De Ruyter kannte jeden Winkel von Bombay, jede Straße; nicht die kleinste Gasse, nicht die obskurste Kreuzung war seiner Untersuchung entgangen. Oft, zu meiner großen Überraschung, verbrachten wir den Abend damit, von Haus zu Haus zu laufen, und er erschien bei den Besitzern dieser Häuser als erwünschter und erwarteter Mitbewohner. Er saß mitten in der Familie und unterhielt sich mit ihnen in den verschiedenen Dialekten des Landes, und das mit unglaublicher Leichtigkeit. Manchmal sprach er ernsthaft in dem wilden und gutturalen Idiom der Malaien, manchmal in der zivilisierteren Sprache der Hindus und manchmal in der süßen und harmonischen persischen Sprache.
Die Ehrerbietung, die de Ruyter von diesen verschiedenen Völkern entgegengebracht wurde, ging bei einigen bis zur Unterwürfigkeit, bei anderen bis zur ängstlichen Ehrerbietung. Als er auf der Straße vorbeikam, hielten die großen, stolzen und pompösen Armenier ihre Sänften an, stiegen ab, liefen ihm entgegen und verkündeten laut das Glück ihrer Begegnung.

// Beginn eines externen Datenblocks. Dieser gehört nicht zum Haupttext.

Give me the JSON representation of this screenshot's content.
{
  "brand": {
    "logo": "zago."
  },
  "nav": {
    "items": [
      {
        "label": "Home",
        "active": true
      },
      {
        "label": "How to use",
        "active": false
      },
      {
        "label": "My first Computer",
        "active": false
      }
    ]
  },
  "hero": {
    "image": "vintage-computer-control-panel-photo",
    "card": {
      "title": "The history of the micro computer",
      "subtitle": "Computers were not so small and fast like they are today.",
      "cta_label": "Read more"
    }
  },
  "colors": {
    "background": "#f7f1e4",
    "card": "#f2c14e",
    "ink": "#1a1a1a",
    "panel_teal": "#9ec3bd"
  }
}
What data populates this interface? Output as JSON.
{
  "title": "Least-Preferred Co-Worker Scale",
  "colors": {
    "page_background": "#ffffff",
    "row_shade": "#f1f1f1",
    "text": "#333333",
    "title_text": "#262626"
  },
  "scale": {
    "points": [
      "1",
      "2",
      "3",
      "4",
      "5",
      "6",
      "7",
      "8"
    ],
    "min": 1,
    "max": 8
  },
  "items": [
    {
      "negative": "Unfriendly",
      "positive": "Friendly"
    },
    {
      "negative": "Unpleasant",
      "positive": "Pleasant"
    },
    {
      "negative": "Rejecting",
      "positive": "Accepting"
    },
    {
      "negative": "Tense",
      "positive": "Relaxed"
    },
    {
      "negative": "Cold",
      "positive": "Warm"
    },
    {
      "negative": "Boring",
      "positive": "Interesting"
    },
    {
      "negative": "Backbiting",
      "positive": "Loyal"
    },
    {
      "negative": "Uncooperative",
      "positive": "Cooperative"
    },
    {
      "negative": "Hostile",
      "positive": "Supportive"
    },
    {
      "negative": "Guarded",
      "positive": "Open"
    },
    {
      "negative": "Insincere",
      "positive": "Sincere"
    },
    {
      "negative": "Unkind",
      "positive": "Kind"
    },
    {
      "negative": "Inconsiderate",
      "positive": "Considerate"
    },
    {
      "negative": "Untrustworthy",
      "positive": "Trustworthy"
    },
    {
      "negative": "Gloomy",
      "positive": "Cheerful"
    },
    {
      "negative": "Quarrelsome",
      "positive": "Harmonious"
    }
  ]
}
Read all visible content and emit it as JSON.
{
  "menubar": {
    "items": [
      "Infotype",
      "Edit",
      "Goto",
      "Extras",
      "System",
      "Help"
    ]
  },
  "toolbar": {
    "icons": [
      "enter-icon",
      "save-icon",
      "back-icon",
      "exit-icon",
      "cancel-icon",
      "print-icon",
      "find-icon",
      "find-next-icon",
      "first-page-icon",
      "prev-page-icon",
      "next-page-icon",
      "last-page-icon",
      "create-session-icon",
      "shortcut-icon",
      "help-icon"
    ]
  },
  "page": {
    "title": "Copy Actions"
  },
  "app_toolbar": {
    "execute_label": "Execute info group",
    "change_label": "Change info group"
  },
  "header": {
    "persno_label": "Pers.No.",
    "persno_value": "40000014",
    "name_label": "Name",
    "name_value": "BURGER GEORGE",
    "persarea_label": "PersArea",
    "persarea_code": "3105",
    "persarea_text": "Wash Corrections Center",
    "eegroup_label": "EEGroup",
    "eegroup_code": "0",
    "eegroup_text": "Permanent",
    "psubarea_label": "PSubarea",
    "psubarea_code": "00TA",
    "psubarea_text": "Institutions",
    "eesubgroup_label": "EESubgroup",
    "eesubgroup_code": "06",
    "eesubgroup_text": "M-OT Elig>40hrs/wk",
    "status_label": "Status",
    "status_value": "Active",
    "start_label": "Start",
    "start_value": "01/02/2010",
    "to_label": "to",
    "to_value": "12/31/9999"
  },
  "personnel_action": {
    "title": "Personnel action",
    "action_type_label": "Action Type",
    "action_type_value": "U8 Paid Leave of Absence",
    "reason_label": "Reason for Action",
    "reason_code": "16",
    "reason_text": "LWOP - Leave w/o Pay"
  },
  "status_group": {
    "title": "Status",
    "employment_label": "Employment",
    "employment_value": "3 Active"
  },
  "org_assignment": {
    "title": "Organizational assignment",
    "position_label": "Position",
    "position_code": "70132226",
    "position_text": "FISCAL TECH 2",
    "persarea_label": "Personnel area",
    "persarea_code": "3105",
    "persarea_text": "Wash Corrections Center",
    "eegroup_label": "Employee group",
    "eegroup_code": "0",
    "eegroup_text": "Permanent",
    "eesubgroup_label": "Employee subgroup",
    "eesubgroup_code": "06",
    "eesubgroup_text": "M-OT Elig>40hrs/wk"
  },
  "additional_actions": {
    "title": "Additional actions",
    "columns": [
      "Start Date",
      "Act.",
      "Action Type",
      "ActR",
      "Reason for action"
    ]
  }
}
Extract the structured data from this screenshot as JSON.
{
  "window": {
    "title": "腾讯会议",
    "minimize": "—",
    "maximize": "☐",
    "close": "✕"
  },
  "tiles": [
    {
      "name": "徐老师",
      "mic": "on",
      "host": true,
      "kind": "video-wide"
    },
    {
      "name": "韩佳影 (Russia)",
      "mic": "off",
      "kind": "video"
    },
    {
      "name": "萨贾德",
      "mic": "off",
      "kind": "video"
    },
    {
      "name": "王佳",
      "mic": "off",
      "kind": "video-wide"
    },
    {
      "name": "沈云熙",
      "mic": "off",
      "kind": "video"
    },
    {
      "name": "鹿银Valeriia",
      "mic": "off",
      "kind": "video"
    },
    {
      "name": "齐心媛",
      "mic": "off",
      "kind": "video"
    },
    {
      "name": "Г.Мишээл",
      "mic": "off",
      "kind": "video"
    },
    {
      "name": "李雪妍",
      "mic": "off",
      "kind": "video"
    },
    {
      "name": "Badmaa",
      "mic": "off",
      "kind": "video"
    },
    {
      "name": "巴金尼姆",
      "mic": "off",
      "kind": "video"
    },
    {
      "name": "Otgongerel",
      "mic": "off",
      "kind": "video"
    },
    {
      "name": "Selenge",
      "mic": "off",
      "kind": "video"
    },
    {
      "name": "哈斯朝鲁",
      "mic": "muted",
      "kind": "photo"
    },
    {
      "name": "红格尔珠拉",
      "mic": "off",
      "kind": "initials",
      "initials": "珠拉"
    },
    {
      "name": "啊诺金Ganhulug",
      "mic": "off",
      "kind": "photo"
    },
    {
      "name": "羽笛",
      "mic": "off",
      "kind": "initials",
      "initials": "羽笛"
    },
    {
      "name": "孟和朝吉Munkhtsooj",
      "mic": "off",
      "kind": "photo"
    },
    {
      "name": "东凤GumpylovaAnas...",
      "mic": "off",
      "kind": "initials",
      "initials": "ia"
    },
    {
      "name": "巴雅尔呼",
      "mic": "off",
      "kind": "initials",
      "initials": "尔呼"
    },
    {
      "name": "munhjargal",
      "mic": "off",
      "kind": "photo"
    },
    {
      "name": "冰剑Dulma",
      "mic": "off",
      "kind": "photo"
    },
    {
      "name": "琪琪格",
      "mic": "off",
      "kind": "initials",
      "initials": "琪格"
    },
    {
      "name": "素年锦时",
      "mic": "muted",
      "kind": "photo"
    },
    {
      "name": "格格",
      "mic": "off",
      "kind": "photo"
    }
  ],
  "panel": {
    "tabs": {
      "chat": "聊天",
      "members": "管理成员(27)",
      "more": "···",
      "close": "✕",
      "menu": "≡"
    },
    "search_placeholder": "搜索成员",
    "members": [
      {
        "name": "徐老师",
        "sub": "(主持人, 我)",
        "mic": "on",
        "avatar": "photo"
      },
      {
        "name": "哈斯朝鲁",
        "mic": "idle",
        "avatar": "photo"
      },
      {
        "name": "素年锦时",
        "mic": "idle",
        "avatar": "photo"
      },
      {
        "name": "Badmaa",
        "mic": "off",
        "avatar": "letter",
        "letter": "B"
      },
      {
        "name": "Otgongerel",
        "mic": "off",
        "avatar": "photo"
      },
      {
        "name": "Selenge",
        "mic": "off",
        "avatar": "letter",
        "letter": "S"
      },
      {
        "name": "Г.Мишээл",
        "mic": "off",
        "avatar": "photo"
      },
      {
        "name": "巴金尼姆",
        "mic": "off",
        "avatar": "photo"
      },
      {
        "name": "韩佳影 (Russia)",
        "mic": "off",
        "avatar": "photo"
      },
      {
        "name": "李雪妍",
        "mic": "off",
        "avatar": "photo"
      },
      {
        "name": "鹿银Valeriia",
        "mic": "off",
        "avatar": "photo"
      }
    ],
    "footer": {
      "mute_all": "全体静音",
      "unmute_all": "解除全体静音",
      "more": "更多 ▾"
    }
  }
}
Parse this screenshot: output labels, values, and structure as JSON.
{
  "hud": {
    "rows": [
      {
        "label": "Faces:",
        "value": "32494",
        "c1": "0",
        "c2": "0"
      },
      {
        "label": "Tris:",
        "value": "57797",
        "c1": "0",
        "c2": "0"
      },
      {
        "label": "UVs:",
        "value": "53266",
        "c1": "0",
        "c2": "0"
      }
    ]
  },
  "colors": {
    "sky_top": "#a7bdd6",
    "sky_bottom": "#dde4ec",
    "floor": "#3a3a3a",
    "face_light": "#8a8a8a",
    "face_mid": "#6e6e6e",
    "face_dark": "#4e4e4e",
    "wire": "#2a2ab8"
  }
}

Dieses Übermaß an Eifer, das den Gewohnheiten dieser stolzen Kaufleute so sehr zuwiderlief, erstaunte mich ebenso wie de Ruyters Wissenschaft und Vertrautheit mit allen, mit denen er in Berührung kam; aber mein Erstaunen war ohne Hintergedanken, denn mit siebzehn Jahren bewundert man naiv und hält nicht alle Fremden, wie mit dreißig, für Polizei-Schergen oder Schurken.
In allen seinen Handlungen, selbst in der Ausführung der unbedeutendsten, brachte de Ruyter eine schnelle Entscheidung und eine unerschütterliche Gelassenheit; er war allen Männern um ihn herum körperlich und moralisch überlegen. Vielleicht hätte ich diese Überlegenheit nicht so empfunden, wenn sie nicht so offensichtlich gewesen wäre, dass sie auch dem Gleichgültigsten oder dem am wenigsten Aufmerksamen auffallen würde.
Ruyters Statur war groß, majestätisch; seine Glieder hatten prächtige Proportionen; die Rundung seiner geschmeidigen Taille verlieh seinem ganzen Körper eine Elastizität und Beweglichkeit, die bei den Bewohnern des Ostens äußerst selten ist. Erst nach eingehender Prüfung konnte man entdecken, dass unter der dünnen und zerbrechlichen Rinde der Dattelpalme die Kraft der Eiche lag.